This repo contains the source code for our paper:
Multinomial Adversarial Networks for Multi-Domain Text Classification
Xilun Chen,
Claire Cardie
NAACL-HLT 2018
paper,
bibtex
- Python 3.6
- PyTorch 0.4
- PyTorchNet
- scipy
- tqdm (for progress bar)
An Anaconda environment.yml
file is also provided.
The dev
branch contains a full version of our code, including some options we experimented but did not include in the final version.
You might also be interested in our follow-up ACL 2019 paper (source code available here) with an improved model and better performance.

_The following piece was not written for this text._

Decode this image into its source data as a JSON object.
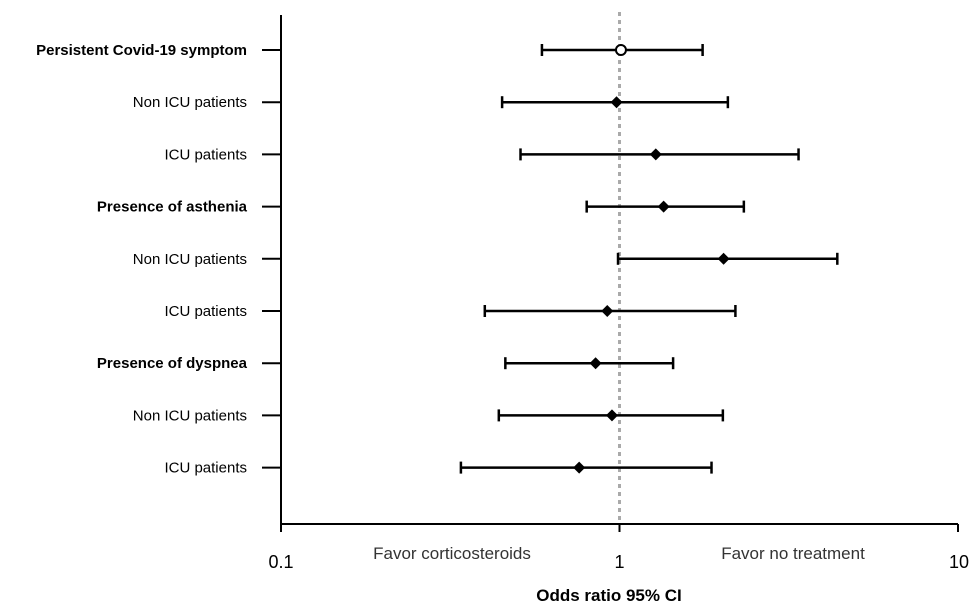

The pre-trained word embeddings file exceeds the 100MB limit of github, and is thus provided as a gzipped tar ball. Please run the following command to extract it first:
tar -xvf data/w2v/word2vec.tar.gz -C data/w2v/
cd code/
python train_man_exp1.py --dataset prep-amazon --model mlp
cd code/
# target domain: books
python train_man_exp2.py --dataset prep-amazon --model mlp --no_wgan_trick --domains dvd electronics kitchen --unlabeled_domains books --dev_domains books
# target domain: dvd
python train_man_exp2.py --dataset prep-amazon --model mlp --no_wgan_trick --domains books electronics kitchen --unlabeled_domains dvd --dev_domains dvd
# target domain: electronics
python train_man_exp2.py --dataset prep-amazon --model mlp --no_wgan_trick --domains books dvd kitchen --unlabeled_domains electronics --dev_domains electronics
# target domain: kitchen
python train_man_exp2.py --dataset prep-amazon --model mlp --no_wgan_trick --domains dvd electronics kitchen --unlabeled_domains kitchen --dev_domains kitchen
cd code/
python train_man_exp3.py --dataset fdu-mtl --model cnn --max_epoch 50
A larger batch size can also be used to reduce the training time.